Я громко фыркаю.

– Бывают и просто плохие вещи. В страдании нет никакой искупительной ценности. Вся эта благородная чушь придумана для лохов. Чтобы не пугать их первобытной дикостью.

Кая мои слова не смутили.

– Пока я ждал оформления документов на границе в Рок-Спрингс, я познакомился с одной девушкой. Не помню, как назывался клан ее матери, но она была рождена для Тхажии Дине.

– Тхажии? Не знаю такого.

– Индейка. Ее родили для клана Людей Индейки.

– Хм…

Даже не представляю, как индейка может проявиться в качестве силы клана.

– У нее природное чутье на индеек. Она чувствует диких индеек в радиусе мили. И они идут к ней. Она может позвать – а у нее есть эта способность Людей Индейки, – и птицы будут ее. Возможно, это не та супермощь, о которой мы все мечтали в детстве, но когда умираешь с голоду и срочно нуждаешься в пище, то умение приманить индейку может оказаться чертовски полезным. Плюс – можно торговать перьями. – Он поднимает руку открытой ладонью вверх. – Типа, держите, вот вам дар.

– То, что сила одного из кланов доброжелательна, не означает, что таковы все.

– Ты сказала, что страдание никогда не приносит ничего хорошего. А я говорю, что бывает по-разному. – Он откусывает еще один кусочек мяса, и мы делаем из фляги по глотку. – Расскажи, почему так разволновался твой друг из правоохранительных органов?

Мой рот непроизвольно кривится.

– Зачем тебе это знать, Кай? Ты боишься, что тебя со мной увидели?

– Вовсе нет, – отвечает он с обезоруживающей улыбкой. – Я здесь новичок, не забыла? Я подумал, если ты и Длиннорукий – естественные враги, то, вероятно, это признак того, что мы с тобой должны подружиться. Он вел себя как полный псих. И я, кстати, разделяю точку зрения своего аччея. Если дийин дине благословили тебя в трудную минуту, то это едва ли превращает тебя в уродку.

Я впиваюсь ногтями в зудящее место на ноге и давлю до тех пор, пока не лопается кожа под тканью.

– А ты умеешь красиво говорить.

Кай опускает подбородок в легком поклоне, изображая признательность.

– А ты умеешь ловко уходить от ответа.

Да какого черта!

– Я Хонагаании, рожденная для К’ааханаании.

Он задумчиво кивает:

– Хонагаании я знаю. Это что-то вроде «кружить» или «ходить вокруг». А это значит, ты…

– Быстрая… По-настоящему быстрая.

– Ты хочешь сказать…

– Быстрее людей, скажем так.

Он низко присвистнул в знак уважения.

– Вот это я понимаю – суперспособность. Хотел бы я увидеть…

– Лучше не надо, – отвечаю я. – Если придет Хонагаании, значит, у нас большие неприятности.

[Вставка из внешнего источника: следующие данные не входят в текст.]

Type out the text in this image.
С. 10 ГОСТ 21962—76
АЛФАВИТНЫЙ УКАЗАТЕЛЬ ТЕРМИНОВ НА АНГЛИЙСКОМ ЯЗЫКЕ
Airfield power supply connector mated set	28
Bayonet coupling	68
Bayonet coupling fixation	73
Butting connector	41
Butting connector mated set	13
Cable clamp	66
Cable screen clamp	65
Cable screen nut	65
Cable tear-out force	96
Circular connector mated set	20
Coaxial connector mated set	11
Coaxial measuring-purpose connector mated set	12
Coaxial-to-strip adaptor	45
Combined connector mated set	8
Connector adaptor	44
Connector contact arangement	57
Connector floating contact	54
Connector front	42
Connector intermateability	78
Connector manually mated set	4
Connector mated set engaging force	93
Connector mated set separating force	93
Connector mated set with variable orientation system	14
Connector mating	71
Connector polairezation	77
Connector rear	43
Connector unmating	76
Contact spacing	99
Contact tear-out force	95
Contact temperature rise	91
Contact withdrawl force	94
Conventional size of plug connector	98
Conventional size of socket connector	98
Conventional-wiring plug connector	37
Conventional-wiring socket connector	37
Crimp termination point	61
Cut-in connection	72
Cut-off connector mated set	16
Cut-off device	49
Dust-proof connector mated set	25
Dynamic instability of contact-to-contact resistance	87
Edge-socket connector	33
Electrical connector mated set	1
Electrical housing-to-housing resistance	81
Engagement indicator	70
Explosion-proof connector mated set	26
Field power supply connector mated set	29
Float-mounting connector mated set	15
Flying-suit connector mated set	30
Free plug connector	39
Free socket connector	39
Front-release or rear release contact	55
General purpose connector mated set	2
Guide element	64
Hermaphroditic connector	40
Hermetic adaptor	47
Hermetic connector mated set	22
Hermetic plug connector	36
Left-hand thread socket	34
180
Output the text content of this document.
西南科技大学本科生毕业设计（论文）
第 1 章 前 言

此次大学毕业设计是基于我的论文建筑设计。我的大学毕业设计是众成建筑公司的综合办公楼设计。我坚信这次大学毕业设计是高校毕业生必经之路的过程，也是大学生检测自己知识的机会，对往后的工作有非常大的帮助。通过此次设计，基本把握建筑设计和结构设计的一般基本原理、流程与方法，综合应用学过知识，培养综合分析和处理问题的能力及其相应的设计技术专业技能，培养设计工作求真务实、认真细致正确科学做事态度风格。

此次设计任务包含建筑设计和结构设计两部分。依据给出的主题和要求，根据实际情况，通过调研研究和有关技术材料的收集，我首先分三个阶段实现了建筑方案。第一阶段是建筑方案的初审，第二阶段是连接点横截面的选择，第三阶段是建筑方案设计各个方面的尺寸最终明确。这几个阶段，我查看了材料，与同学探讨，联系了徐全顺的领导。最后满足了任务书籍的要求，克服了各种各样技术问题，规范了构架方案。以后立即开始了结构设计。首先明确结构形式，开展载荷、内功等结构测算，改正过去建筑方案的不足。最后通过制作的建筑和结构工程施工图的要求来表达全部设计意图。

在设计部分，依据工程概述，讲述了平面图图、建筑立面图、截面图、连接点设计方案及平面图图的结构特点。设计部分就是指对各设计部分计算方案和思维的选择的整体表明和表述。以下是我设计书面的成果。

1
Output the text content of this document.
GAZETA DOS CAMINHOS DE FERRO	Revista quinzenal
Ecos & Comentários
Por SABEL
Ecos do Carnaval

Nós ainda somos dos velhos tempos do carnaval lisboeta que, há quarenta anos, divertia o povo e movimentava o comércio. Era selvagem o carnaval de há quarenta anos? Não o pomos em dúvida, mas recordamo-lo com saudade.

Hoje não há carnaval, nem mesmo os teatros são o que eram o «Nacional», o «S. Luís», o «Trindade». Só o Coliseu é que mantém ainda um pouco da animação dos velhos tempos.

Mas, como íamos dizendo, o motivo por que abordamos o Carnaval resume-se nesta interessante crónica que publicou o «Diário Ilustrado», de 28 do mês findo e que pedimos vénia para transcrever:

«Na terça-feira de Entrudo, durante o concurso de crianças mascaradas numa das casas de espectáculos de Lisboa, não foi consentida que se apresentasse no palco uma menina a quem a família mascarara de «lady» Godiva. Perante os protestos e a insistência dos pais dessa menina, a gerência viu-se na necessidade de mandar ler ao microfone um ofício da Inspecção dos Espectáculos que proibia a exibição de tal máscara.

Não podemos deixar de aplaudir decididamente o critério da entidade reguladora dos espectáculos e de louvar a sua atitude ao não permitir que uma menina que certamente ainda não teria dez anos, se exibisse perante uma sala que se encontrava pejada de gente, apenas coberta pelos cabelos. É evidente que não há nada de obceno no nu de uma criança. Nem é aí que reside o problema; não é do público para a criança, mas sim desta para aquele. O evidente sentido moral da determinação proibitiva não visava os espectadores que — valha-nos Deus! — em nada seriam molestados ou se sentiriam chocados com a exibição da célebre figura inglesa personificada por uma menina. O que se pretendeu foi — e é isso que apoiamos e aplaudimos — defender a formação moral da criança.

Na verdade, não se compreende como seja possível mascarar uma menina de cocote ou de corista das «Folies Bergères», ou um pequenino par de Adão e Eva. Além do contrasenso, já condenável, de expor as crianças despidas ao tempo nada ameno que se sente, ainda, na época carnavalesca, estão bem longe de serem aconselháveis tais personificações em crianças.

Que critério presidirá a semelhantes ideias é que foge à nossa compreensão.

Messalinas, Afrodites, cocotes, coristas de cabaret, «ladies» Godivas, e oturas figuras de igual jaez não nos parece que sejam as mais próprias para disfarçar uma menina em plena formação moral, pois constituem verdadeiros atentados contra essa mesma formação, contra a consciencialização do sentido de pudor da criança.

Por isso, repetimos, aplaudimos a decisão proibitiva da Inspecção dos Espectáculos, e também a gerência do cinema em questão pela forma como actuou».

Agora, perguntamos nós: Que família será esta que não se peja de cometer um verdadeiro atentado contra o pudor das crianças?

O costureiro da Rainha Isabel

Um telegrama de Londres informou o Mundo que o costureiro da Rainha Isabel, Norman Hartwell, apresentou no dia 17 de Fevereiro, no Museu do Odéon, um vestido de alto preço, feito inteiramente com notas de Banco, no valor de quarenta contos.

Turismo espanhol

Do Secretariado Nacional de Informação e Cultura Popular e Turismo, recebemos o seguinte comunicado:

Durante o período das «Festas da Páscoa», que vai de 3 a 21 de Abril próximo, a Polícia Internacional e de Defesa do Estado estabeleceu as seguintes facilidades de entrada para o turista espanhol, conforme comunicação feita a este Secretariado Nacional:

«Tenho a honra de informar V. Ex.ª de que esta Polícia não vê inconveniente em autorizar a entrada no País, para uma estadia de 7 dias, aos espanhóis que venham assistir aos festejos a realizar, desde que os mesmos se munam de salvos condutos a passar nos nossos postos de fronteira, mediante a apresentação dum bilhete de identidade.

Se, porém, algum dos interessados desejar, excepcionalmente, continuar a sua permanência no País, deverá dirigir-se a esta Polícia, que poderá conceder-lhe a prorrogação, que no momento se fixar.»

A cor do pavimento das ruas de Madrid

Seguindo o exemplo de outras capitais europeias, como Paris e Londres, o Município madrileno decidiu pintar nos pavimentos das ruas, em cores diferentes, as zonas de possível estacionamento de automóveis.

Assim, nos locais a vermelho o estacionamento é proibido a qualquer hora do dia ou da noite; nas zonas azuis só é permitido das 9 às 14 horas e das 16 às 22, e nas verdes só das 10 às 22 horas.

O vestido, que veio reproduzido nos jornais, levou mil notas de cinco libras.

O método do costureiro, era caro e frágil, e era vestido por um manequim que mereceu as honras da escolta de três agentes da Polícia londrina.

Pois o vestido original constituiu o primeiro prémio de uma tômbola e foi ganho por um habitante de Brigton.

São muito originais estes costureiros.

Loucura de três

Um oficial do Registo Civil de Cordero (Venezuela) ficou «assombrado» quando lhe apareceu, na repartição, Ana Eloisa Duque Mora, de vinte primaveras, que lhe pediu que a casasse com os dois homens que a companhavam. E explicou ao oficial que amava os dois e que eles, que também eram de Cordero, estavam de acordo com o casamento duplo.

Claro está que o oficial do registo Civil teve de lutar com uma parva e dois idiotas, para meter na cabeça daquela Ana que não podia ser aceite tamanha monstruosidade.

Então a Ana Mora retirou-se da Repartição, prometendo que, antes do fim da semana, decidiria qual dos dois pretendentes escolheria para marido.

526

– Ну хорошо, – говорит он. – Забудем пока об этом. А что за второй клан? Что означает К’ааханаании?

– «Живая стрела».

– Выходит, ты хорошо стреляешь из лука или типа того?

– Нет, Кай.

Я встаю и потягиваюсь. Смахиваю пыль со спины и бедер. Чувствую, как по икре стекает струйка крови из того места, где я вонзила ногти слишком глубоко. Я смотрю на Кая, по-прежнему сидящего с галстуком на плече. В глазах у него такое любопытство, словно разговоры о силе кланов – какое-то увлекательное интеллектуальное упражнение. Можно подумать, крутые суперспособности не заставят людей относиться к вам с недоверием. Или вообще – как к больному или как к человеку, находящемуся в шаге от того, чтобы самому стать монстром. Когда даже твой наставник отворачивается от тебя с отвращением – настолько ужасна твоя жажда крови. Когда даже он – легендарный воин – не может понять, что тобой движет. Только Тах может считать это благословением. Или Кай. Но мне-то виднее.

– «Живая стрела» означает то, что я действительно хорошо умею убивать людей.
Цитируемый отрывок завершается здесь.